TEL AVIV (Arrahmah.id) – “Israel” membantah klaim bahwa sekutu Arabnya, UEA, berencana untuk mengakhiri beberapa kesepakatan pertahanan sebagai bentuk protes atas tindakan anggota sayap kanan pemerintahan Perdana Menteri Benjamin Netanyahu.
Radio “Israel” Channel 12 melaporkan bahwa pemimpin UEA, Mohammed bin Zayed (MbZ) telah merencanakan untuk membekukan pembelian beberapa senjata “Israel” setelah provokasi terbaru Menteri Keuangan Bezalel Smotrich yang menyerukan penghapusan Hawara, dan penyerbuan kompleks Masjid Al-Aqsa oleh Menteri Keamanan Nasional Itamar Ben-Gvir.
“Sampai kita dapat memastikan bahwa Perdana Menteri Netanyahu memiliki pemerintahan yang dapat dia kendalikan, kami tidak akan bekerja sama,” kata MbZ.
Kantor Netanyahu mengeluarkan kata-kata penolakan yang keras terhadap laporan tersebut yang mengecamnya sebagai “tidak berdasar” dan mengatakan hubungan antara kedua negara tetap dalam kontak diplomatik yang bermanfaat sampai hari ini.
Kementerian luar negeri “Israel” juga membantah laporan tersebut, mengatakan hubungan antara kedua negara tetap kuat dan solid dengan rencana perluasan hubungan politik dan ekonomi, termasuk kesepakatan perdagangan bebas.
UEA telah merencanakan untuk membeli senjata dalam jumlah besar dari “Israel” menyusul perjanjian normalisasi 2020 yang kontroversial, yang memicu kemarahan di seluruh dunia Arab.
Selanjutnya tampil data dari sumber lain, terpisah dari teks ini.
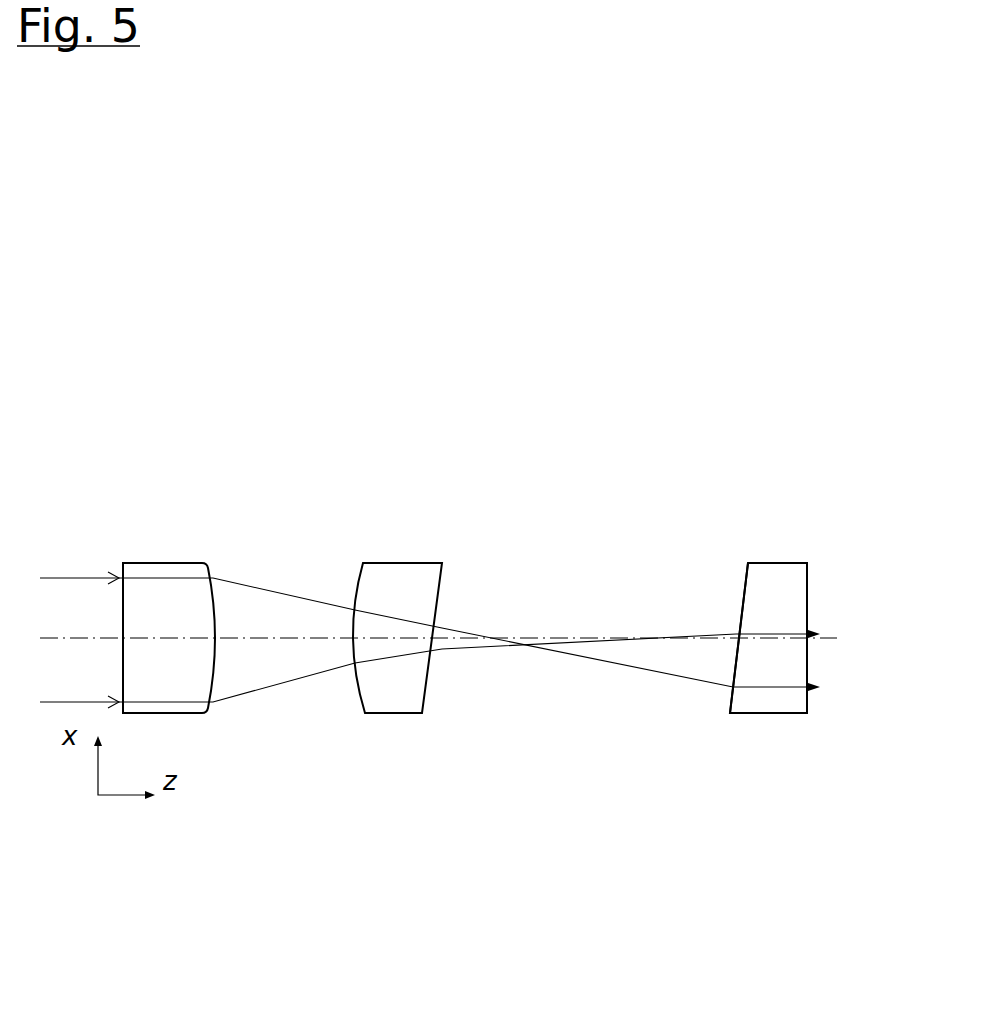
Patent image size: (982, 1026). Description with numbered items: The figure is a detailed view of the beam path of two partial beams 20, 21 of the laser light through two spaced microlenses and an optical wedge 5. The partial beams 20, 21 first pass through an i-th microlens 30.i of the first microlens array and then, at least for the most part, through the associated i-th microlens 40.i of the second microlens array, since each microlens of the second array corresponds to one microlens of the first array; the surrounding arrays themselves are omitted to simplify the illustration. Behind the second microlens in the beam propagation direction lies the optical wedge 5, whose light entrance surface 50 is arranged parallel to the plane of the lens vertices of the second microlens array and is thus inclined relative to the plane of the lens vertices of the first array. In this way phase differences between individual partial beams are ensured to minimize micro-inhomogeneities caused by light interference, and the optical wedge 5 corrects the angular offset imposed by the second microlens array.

Kedua negara selaras dalam sejumlah masalah regional, termasuk oposisi terhadap Iran.
Duta besar Emirat telah mencoba merangkul anggota sayap kanan pemerintah baru “Israel”, termasuk Smotrich dan Ben-Gvir, tetapi hubungan kedua negara akhirnya guncang oleh perilaku tidak menentu dari kedua menteri ini.
Kunjungan Netanyahu ke UEA dibatalkan untuk kelima kalinya pada Januari, tak lama setelah Ben-Gvir menyerbu kompleks Al-Aqsa.
Abu Dhabi juga mengeluarkan kecaman atas seruan Smotrich untuk penghancuran Hawara, di mana para pemukim sayap kanan telah membakar ratusan rumah dan kendaraan milik warga Palestina.
UEA juga telah mensponsori resolusi PBB yang mengecam permukiman “Israel”, namun hubungan militer dan intelijen antara kedua negara tetap kuat. (zarahamala/arrahmah.id)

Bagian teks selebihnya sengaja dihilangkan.